The Premier League is still viewed as the best league in the world by many. And the main reason for the more competitive structure is the transfer policy of Premier League clubs nowadays.
World-class players at their peak are leaving England’s top division and are not being replaced by world-class players. The best examples of this in recent years are Liverpool and Tottenham, who, over the last two summer’s have lost Luis Suarez and Gareth Bale to Spanish giants Barcelona and Real Madrid respectively.
Spurs replaced Bale with an array of players that have yet to make up for the loss of the Welsh wizard. Attacking players Nacer Chadli, Erik Lamela and Christian Eriksen were all brought in using the Bale money but have not made the same impact in the side on a consistent basis.
It’s a similar issue with Liverpool. They used the money they acquired through the Suarez deal to bring in Adam Lallana, Lazar Markovic and Mario Balotelli – all of whom have failed to make up for the Uruguayan’s absence.
And thus with this policy, both teams have lost pace with other big clubs in the league, such as Chelsea. The Blues have adopted the opposite strategy this year and it looks to have paid off. Bringing in Cesc Fabregas and Diego Costa has fired them to top spot and they don’t look like they’ll fall away anytime soon.
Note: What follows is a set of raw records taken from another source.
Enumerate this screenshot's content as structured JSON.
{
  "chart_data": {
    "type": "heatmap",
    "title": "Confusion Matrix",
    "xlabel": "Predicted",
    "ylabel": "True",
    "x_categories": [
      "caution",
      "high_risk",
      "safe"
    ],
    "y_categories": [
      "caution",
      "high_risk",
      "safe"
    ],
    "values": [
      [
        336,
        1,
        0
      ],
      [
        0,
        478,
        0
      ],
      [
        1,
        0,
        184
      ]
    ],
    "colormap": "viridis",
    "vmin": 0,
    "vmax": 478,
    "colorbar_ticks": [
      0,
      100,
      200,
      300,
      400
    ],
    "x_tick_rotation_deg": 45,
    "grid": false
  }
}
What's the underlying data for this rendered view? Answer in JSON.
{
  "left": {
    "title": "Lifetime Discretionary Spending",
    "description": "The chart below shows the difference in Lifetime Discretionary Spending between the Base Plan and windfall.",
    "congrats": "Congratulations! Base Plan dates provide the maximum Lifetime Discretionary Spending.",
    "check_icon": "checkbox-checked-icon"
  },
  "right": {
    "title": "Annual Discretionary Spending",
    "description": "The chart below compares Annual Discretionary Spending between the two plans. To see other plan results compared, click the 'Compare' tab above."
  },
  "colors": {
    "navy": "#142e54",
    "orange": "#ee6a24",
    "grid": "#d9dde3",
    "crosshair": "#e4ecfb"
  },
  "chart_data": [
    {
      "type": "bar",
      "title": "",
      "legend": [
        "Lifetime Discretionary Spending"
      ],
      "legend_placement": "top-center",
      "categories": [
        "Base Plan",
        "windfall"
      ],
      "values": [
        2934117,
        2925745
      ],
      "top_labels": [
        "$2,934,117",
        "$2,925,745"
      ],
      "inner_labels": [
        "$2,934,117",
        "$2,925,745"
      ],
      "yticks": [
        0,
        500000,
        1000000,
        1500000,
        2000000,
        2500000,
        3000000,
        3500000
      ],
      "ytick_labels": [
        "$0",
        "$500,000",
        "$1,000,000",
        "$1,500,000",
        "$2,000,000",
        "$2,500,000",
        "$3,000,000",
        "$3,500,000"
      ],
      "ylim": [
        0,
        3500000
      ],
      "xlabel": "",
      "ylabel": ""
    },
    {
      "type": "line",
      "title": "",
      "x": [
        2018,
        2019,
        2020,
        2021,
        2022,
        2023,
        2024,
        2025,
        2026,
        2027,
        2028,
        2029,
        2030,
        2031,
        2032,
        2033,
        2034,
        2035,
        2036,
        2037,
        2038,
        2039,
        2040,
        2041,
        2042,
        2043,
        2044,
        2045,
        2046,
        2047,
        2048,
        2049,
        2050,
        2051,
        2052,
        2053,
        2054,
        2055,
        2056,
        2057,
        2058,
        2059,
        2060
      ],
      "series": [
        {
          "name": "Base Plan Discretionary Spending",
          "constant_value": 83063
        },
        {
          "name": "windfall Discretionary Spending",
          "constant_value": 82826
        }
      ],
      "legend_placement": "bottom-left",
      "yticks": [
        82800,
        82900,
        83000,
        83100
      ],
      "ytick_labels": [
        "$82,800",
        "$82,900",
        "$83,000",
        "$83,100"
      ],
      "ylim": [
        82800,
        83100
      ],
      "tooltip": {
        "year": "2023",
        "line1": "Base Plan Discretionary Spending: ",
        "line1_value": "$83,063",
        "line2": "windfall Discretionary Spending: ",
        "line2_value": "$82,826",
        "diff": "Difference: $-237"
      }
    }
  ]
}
It seems modern football clubs value a large squad, which has its obvious advantages due to injury problems and long fixture lists. However, there is no substitute for a world-class player, no matter how many players you bring in.
The amount of world-class talent in the Premier League is decreasing and England’s UEFA Champions League teams failures are fundamentally the reason for this.
Germany’s Bayern Munich and Spain’s Real Madrid and Barcelona are the dominant forces in the game today, and the very best players are signed by these clubs at all costs. That has ensured they remain competitive in every competition they are in.
Premier League clubs should be keeping hold of their assets, and if they do decide to sell, replacing them with players of the same calibre is a must, and not three or four average replacements.